Greek crisis overhangs EP plenary session

The plenary session of the European Parliament (EP) opened Monday against the worrying backdrop of the Greek debt crisis following Sunday's historic referendum which saw the country's voters reject the latest offer from creditors.
After the meeting on Monday between French President Francois Hollande and German Chancellor Angela Merkel at the Elysee Palace, two emergency meetings will be convened in Brussels on Tuesday: a special European Summit and an emergency meeting of the Eurogroup. 

The President of the European Council Donald Tusk and President of the European Commission Jean-Claude Juncker will not attend the three-hour debate to be held on Tuesday afternoon in Strasbourg, but they are expected to arrive in the French city on Wednesday.

Statements by the Council and the Commission on the conclusions of the EU summit of 25-26 June and the current situation in Greece have now been rescheduled for Wednesday morning. At the summit, EU heads of state also discussed ways to deal with the influx of migrants in the Mediterranean and the question of their relocation to Member States, an issue that seriously divides the Parliament.

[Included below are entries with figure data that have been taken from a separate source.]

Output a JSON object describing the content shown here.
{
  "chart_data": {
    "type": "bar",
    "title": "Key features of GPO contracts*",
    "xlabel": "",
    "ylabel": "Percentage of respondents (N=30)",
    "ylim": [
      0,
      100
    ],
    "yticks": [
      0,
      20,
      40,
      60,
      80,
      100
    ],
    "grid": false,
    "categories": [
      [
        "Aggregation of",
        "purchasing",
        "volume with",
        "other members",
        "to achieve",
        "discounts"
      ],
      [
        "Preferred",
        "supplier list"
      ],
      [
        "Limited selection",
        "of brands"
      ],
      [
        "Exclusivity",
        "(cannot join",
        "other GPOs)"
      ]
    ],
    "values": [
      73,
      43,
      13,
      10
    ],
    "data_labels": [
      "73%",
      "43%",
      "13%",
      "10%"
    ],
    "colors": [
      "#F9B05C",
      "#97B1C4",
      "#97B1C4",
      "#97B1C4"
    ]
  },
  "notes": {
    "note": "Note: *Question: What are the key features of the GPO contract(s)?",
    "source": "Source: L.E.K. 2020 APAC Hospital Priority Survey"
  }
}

Another sensitive issue on this week's EP agenda is the Transatlantic Trade and Investment Partnership (TTIP). Parliament's recommendations to the Commission on the TTIP negotiations with the United States will be debated on Tuesday morning, before a vote on Wednesday.

At the June plenary session in Strasbourg, voting on a resolution on TTIP was postponed. EP President Martin Schulz adjourned a debate on the subject after just half an hour of a particularly stormy session, a dramatic turn of events that highlighted the divisions within EU trade policy.

At the opening of this week's session on Monday, Schulz led a minute's silence in memory of the 8,000 victims massacred in Srebrenica 20 years ago, during the conflict in Bosnia-Herzegovina. "This act of genocide was one of the worst war crimes in Europe since World War II. It should never have happened, and our collective failure to prevent it shames us," Schulz said.